Gap ( GPS) sharply reduced its fourth-quarter earnings forecast after saying same-store sales and total revenue both declined last month.

Net sales were $2.34 billion for the five weeks ended Dec. 30, down 4% from the same period in 2005. Same-store sales decreased 8%.

Gap North America's comp sales fell 9%, and at Banana Republic North America, same-store sales were up 2%. Old Navy's domestic stores had a 10% drop in same-store sales.

"Although Banana Republic continued to make good progress in its turnaround, we continued to experience negative traffic trends at Gap and Old Navy," said Sabrina Simmons, senior vice president of corporate finance at Gap.
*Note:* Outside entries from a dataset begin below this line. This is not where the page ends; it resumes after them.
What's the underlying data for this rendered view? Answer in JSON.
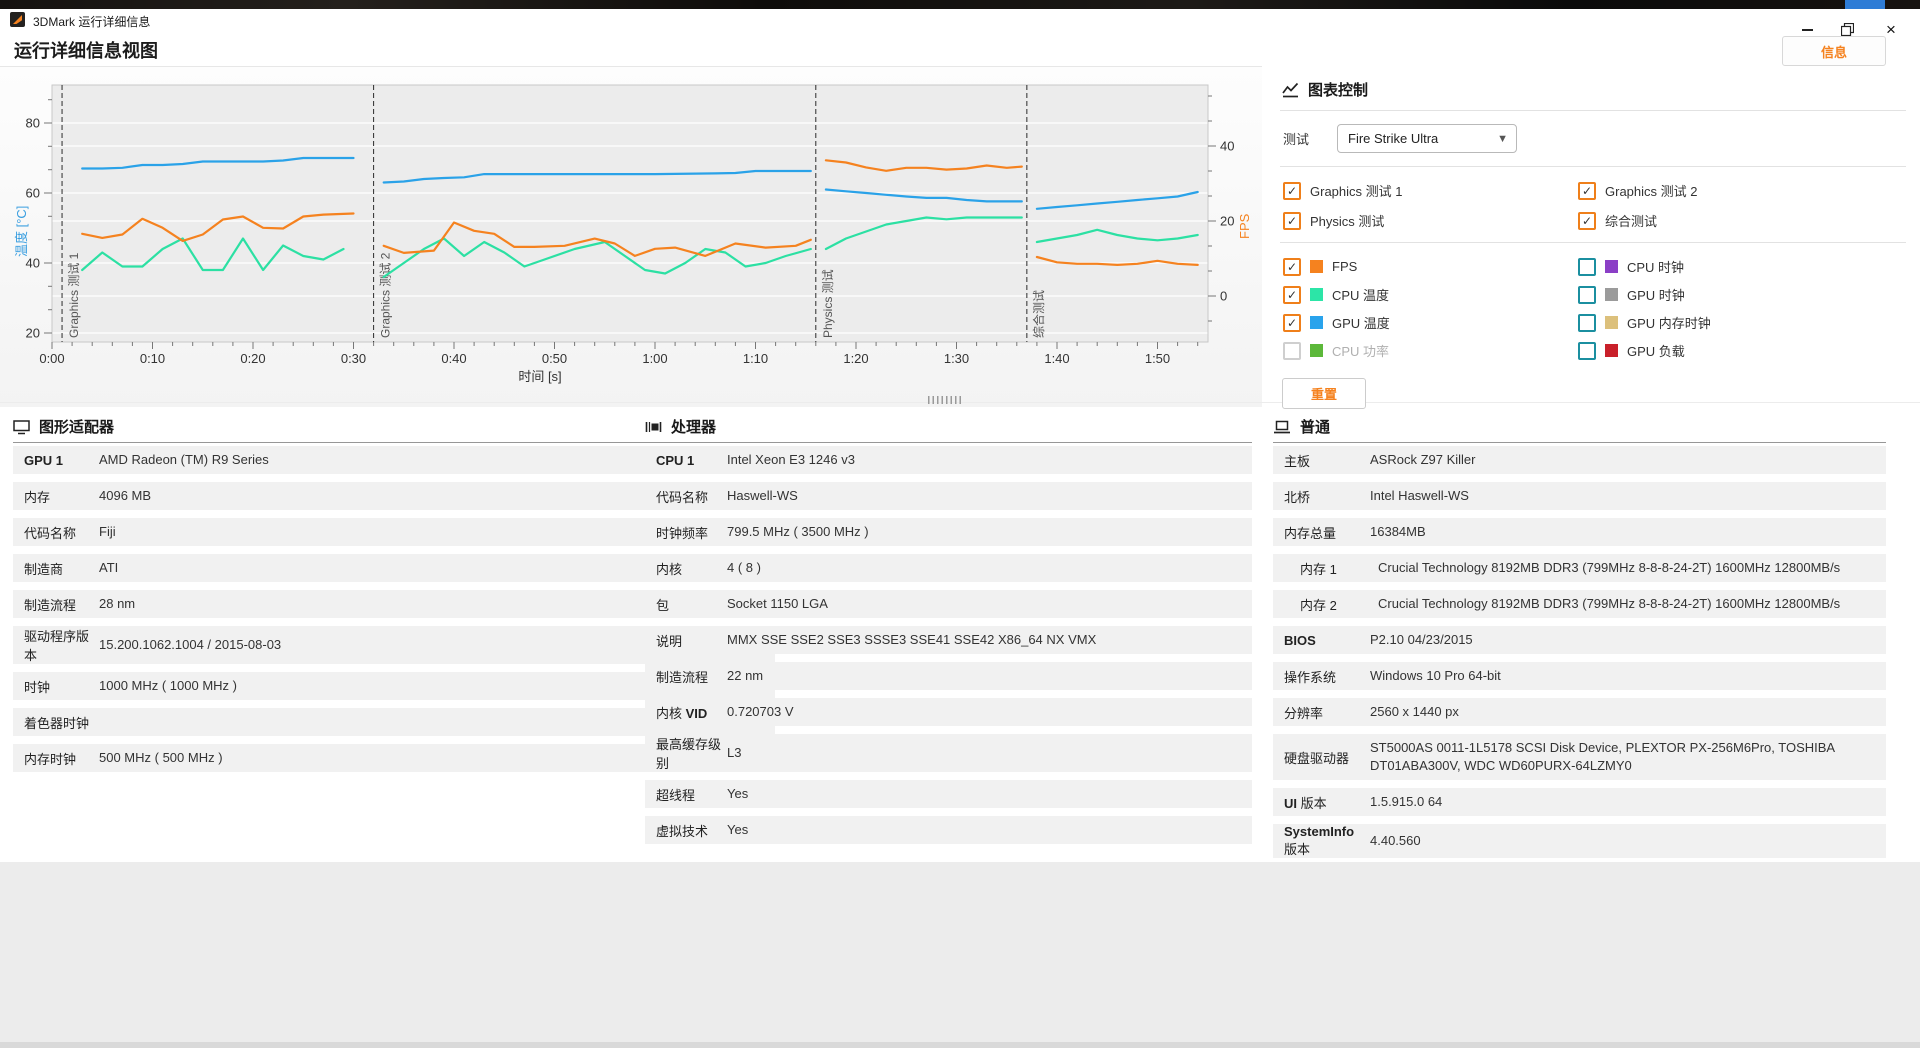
{
  "window": {
    "title": "3DMark 运行详细信息",
    "page_title": "运行详细信息视图",
    "info_button": "信息"
  },
  "chart_controls": {
    "title": "图表控制",
    "test_label": "测试",
    "test_value": "Fire Strike Ultra",
    "reset_label": "重置",
    "test_checkboxes": [
      {
        "label": "Graphics 测试 1",
        "checked": true
      },
      {
        "label": "Graphics 测试 2",
        "checked": true
      },
      {
        "label": "Physics 测试",
        "checked": true
      },
      {
        "label": "综合测试",
        "checked": true
      }
    ],
    "series_checkboxes": [
      {
        "label": "FPS",
        "color": "#f5821f",
        "checked": true,
        "disabled": false
      },
      {
        "label": "CPU 时钟",
        "color": "#8b3fc6",
        "checked": false,
        "disabled": false
      },
      {
        "label": "CPU 温度",
        "color": "#2ce5a7",
        "checked": true,
        "disabled": false
      },
      {
        "label": "GPU 时钟",
        "color": "#9b9b9b",
        "checked": false,
        "disabled": false
      },
      {
        "label": "GPU 温度",
        "color": "#29a3ec",
        "checked": true,
        "disabled": false
      },
      {
        "label": "GPU 内存时钟",
        "color": "#dcc07c",
        "checked": false,
        "disabled": false
      },
      {
        "label": "CPU 功率",
        "color": "#5cb83a",
        "checked": false,
        "disabled": true
      },
      {
        "label": "GPU 负载",
        "color": "#c9202a",
        "checked": false,
        "disabled": false
      }
    ]
  },
  "chart_data": {
    "type": "line",
    "xlabel": "时间 [s]",
    "plot": {
      "l": 52,
      "r": 1208,
      "t": 18,
      "b": 275
    },
    "scales": {
      "time": {
        "x0": 52,
        "pps": 10.05
      },
      "temp": {
        "y0": 266,
        "v0": 20,
        "ppu": 3.5
      },
      "fps": {
        "y0": 229,
        "v0": 0,
        "ppu": 3.75
      }
    },
    "x_axis": {
      "tick_t": [
        0,
        10,
        20,
        30,
        40,
        50,
        60,
        70,
        80,
        90,
        100,
        110
      ],
      "tick_labels": [
        "0:00",
        "0:10",
        "0:20",
        "0:30",
        "0:40",
        "0:50",
        "1:00",
        "1:10",
        "1:20",
        "1:30",
        "1:40",
        "1:50"
      ],
      "minor_step": 2,
      "t_max": 115
    },
    "y_left": {
      "label": "温度 [°C]",
      "color": "#3b9fe0",
      "ticks": [
        20,
        40,
        60,
        80
      ]
    },
    "y_right": {
      "label": "FPS",
      "color": "#f5821f",
      "ticks": [
        0,
        20,
        40
      ]
    },
    "sections": [
      {
        "label": "Graphics 测试 1",
        "t": 1
      },
      {
        "label": "Graphics 测试 2",
        "t": 32
      },
      {
        "label": "Physics 测试",
        "t": 76
      },
      {
        "label": "综合测试",
        "t": 97
      }
    ],
    "series": [
      {
        "name": "CPU 温度",
        "axis": "temp",
        "color": "#2ce0a3",
        "segments": [
          [
            [
              3,
              38
            ],
            [
              5,
              43
            ],
            [
              7,
              39
            ],
            [
              9,
              39
            ],
            [
              11,
              44
            ],
            [
              13,
              47
            ],
            [
              15,
              38
            ],
            [
              17,
              38
            ],
            [
              19,
              47
            ],
            [
              21,
              38
            ],
            [
              23,
              45
            ],
            [
              25,
              42
            ],
            [
              27,
              41
            ],
            [
              29,
              44
            ]
          ],
          [
            [
              33,
              36
            ],
            [
              35,
              40
            ],
            [
              37,
              44
            ],
            [
              39,
              47
            ],
            [
              41,
              42
            ],
            [
              43,
              46
            ],
            [
              45,
              43
            ],
            [
              47,
              39
            ],
            [
              49,
              41
            ],
            [
              52,
              44
            ],
            [
              55,
              46
            ],
            [
              57,
              42
            ],
            [
              59,
              38
            ],
            [
              61,
              37
            ],
            [
              63,
              40
            ],
            [
              65,
              44
            ],
            [
              67,
              43
            ],
            [
              69,
              39
            ],
            [
              71,
              40
            ],
            [
              73,
              42
            ],
            [
              75.5,
              44
            ]
          ],
          [
            [
              77,
              44
            ],
            [
              79,
              47
            ],
            [
              81,
              49
            ],
            [
              83,
              51
            ],
            [
              85,
              52
            ],
            [
              87,
              53
            ],
            [
              89,
              52.5
            ],
            [
              91,
              53
            ],
            [
              93,
              53
            ],
            [
              96.5,
              53
            ]
          ],
          [
            [
              98,
              46
            ],
            [
              100,
              47
            ],
            [
              102,
              48
            ],
            [
              104,
              49.5
            ],
            [
              106,
              48
            ],
            [
              108,
              47
            ],
            [
              110,
              46.5
            ],
            [
              112,
              47
            ],
            [
              114,
              48
            ]
          ]
        ]
      },
      {
        "name": "FPS",
        "axis": "fps",
        "color": "#f5821f",
        "segments": [
          [
            [
              3,
              16.6
            ],
            [
              5,
              15.5
            ],
            [
              7,
              16.4
            ],
            [
              9,
              20.6
            ],
            [
              11,
              18.2
            ],
            [
              13,
              14.7
            ],
            [
              15,
              16.4
            ],
            [
              17,
              20.4
            ],
            [
              19,
              21.2
            ],
            [
              21,
              18.2
            ],
            [
              23,
              18.0
            ],
            [
              25,
              21.2
            ],
            [
              27,
              21.7
            ],
            [
              30,
              22.0
            ]
          ],
          [
            [
              33,
              13.4
            ],
            [
              35,
              11.5
            ],
            [
              38,
              12.1
            ],
            [
              40,
              19.6
            ],
            [
              42,
              17.4
            ],
            [
              44,
              16.6
            ],
            [
              46,
              13.1
            ],
            [
              48,
              13.1
            ],
            [
              51,
              13.4
            ],
            [
              54,
              15.3
            ],
            [
              56,
              14.0
            ],
            [
              58,
              10.7
            ],
            [
              60,
              12.6
            ],
            [
              62,
              12.9
            ],
            [
              65,
              10.7
            ],
            [
              68,
              14.0
            ],
            [
              71,
              12.9
            ],
            [
              74,
              13.4
            ],
            [
              75.5,
              15.0
            ]
          ],
          [
            [
              77,
              36.2
            ],
            [
              79,
              35.6
            ],
            [
              81,
              34.3
            ],
            [
              83,
              33.4
            ],
            [
              85,
              34.2
            ],
            [
              87,
              34.2
            ],
            [
              89,
              33.7
            ],
            [
              91,
              34.0
            ],
            [
              93,
              34.8
            ],
            [
              95,
              34.2
            ],
            [
              96.5,
              34.5
            ]
          ],
          [
            [
              98,
              10.4
            ],
            [
              100,
              9.0
            ],
            [
              102,
              8.6
            ],
            [
              104,
              8.6
            ],
            [
              106,
              8.3
            ],
            [
              108,
              8.6
            ],
            [
              110,
              9.4
            ],
            [
              112,
              8.6
            ],
            [
              114,
              8.3
            ]
          ]
        ]
      },
      {
        "name": "GPU 温度",
        "axis": "temp",
        "color": "#2aa2e8",
        "segments": [
          [
            [
              3,
              67
            ],
            [
              5,
              67
            ],
            [
              7,
              67.2
            ],
            [
              9,
              68
            ],
            [
              11,
              68
            ],
            [
              13,
              68.3
            ],
            [
              15,
              69
            ],
            [
              17,
              69
            ],
            [
              19,
              69
            ],
            [
              21,
              69
            ],
            [
              23,
              69.3
            ],
            [
              25,
              70
            ],
            [
              27,
              70
            ],
            [
              30,
              70
            ]
          ],
          [
            [
              33,
              63
            ],
            [
              35,
              63.3
            ],
            [
              37,
              64
            ],
            [
              39,
              64.3
            ],
            [
              41,
              64.5
            ],
            [
              43,
              65.4
            ],
            [
              48,
              65.4
            ],
            [
              54,
              65.4
            ],
            [
              60,
              65.4
            ],
            [
              66,
              65.6
            ],
            [
              68,
              65.7
            ],
            [
              70,
              66.3
            ],
            [
              75.5,
              66.3
            ]
          ],
          [
            [
              77,
              61
            ],
            [
              79,
              60.5
            ],
            [
              81,
              60
            ],
            [
              83,
              59.5
            ],
            [
              85,
              59
            ],
            [
              87,
              58.6
            ],
            [
              89,
              58.6
            ],
            [
              91,
              58
            ],
            [
              93,
              57.6
            ],
            [
              96.5,
              57.6
            ]
          ],
          [
            [
              98,
              55.5
            ],
            [
              100,
              56
            ],
            [
              102,
              56.5
            ],
            [
              104,
              57
            ],
            [
              106,
              57.5
            ],
            [
              108,
              58
            ],
            [
              110,
              58.5
            ],
            [
              112,
              59
            ],
            [
              114,
              60.3
            ]
          ]
        ]
      }
    ]
  },
  "tables": [
    {
      "title": "图形适配器",
      "rows": [
        {
          "label": [
            [
              "GPU 1",
              true
            ]
          ],
          "value": "AMD Radeon (TM) R9 Series"
        },
        {
          "label": [
            [
              "内存",
              false
            ]
          ],
          "value": "4096 MB"
        },
        {
          "label": [
            [
              "代码名称",
              false
            ]
          ],
          "value": "Fiji"
        },
        {
          "label": [
            [
              "制造商",
              false
            ]
          ],
          "value": "ATI"
        },
        {
          "label": [
            [
              "制造流程",
              false
            ]
          ],
          "value": "28 nm"
        },
        {
          "label": [
            [
              "驱动程序版本",
              false
            ]
          ],
          "value": "15.200.1062.1004 / 2015-08-03"
        },
        {
          "label": [
            [
              "时钟",
              false
            ]
          ],
          "value": "1000 MHz ( 1000 MHz )"
        },
        {
          "label": [
            [
              "着色器时钟",
              false
            ]
          ],
          "value": ""
        },
        {
          "label": [
            [
              "内存时钟",
              false
            ]
          ],
          "value": "500 MHz ( 500 MHz )"
        }
      ]
    },
    {
      "title": "处理器",
      "rows": [
        {
          "label": [
            [
              "CPU 1",
              true
            ]
          ],
          "value": "Intel Xeon E3 1246 v3"
        },
        {
          "label": [
            [
              "代码名称",
              false
            ]
          ],
          "value": "Haswell-WS"
        },
        {
          "label": [
            [
              "时钟频率",
              false
            ]
          ],
          "value": "799.5 MHz ( 3500 MHz )"
        },
        {
          "label": [
            [
              "内核",
              false
            ]
          ],
          "value": "4 ( 8 )"
        },
        {
          "label": [
            [
              "包",
              false
            ]
          ],
          "value": "Socket 1150 LGA"
        },
        {
          "label": [
            [
              "说明",
              false
            ]
          ],
          "value": "MMX SSE SSE2 SSE3 SSSE3 SSE41 SSE42 X86_64 NX VMX"
        },
        {
          "label": [
            [
              "制造流程",
              false
            ]
          ],
          "value": "22 nm"
        },
        {
          "label": [
            [
              "内核 ",
              false
            ],
            [
              "VID",
              true
            ]
          ],
          "value": "0.720703 V"
        },
        {
          "label": [
            [
              "最高缓存级别",
              false
            ]
          ],
          "value": "L3"
        },
        {
          "label": [
            [
              "超线程",
              false
            ]
          ],
          "value": "Yes"
        },
        {
          "label": [
            [
              "虚拟技术",
              false
            ]
          ],
          "value": "Yes"
        }
      ]
    },
    {
      "title": "普通",
      "rows": [
        {
          "label": [
            [
              "主板",
              false
            ]
          ],
          "value": "ASRock Z97 Killer"
        },
        {
          "label": [
            [
              "北桥",
              false
            ]
          ],
          "value": "Intel Haswell-WS"
        },
        {
          "label": [
            [
              "内存总量",
              false
            ]
          ],
          "value": "16384MB"
        },
        {
          "label": [
            [
              "内存 1",
              false
            ]
          ],
          "value": "Crucial Technology 8192MB DDR3 (799MHz 8-8-8-24-2T) 1600MHz 12800MB/s",
          "indent": true
        },
        {
          "label": [
            [
              "内存 2",
              false
            ]
          ],
          "value": "Crucial Technology 8192MB DDR3 (799MHz 8-8-8-24-2T) 1600MHz 12800MB/s",
          "indent": true
        },
        {
          "label": [
            [
              "BIOS",
              true
            ]
          ],
          "value": "P2.10 04/23/2015"
        },
        {
          "label": [
            [
              "操作系统",
              false
            ]
          ],
          "value": "Windows 10 Pro 64-bit"
        },
        {
          "label": [
            [
              "分辨率",
              false
            ]
          ],
          "value": "2560 x 1440 px"
        },
        {
          "label": [
            [
              "硬盘驱动器",
              false
            ]
          ],
          "value": "ST5000AS 0011-1L5178 SCSI Disk Device, PLEXTOR PX-256M6Pro, TOSHIBA DT01ABA300V, WDC WD60PURX-64LZMY0",
          "tall": true
        },
        {
          "label": [
            [
              "UI ",
              true
            ],
            [
              "版本",
              false
            ]
          ],
          "value": "1.5.915.0 64"
        },
        {
          "label": [
            [
              "SystemInfo ",
              true
            ],
            [
              "版本",
              false
            ]
          ],
          "value": "4.40.560"
        }
      ]
    }
  ]
}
"Given the weak traffic trends, we needed to take significant action on promotions and markdowns at these two brands, which drove Gap Inc.'s overall merchandise margins significantly below last year," she continued. "We expect continued margin pressure into January as we work to clear remaining holiday product at Gap and Old Navy."

Gap now expects full-year earnings of 83 cents to 87 cents a share, well below its previous guidance of $1.01 to $1.06.

Paul Pressler, the president and CEO of Gap, said in a statement that management and the board are "reviewing Gap and Old Navy's brand strategies. We are committed to making the necessary changes to improve performance."

Shares of Gap were falling 2.7% in premarket trading Thursday.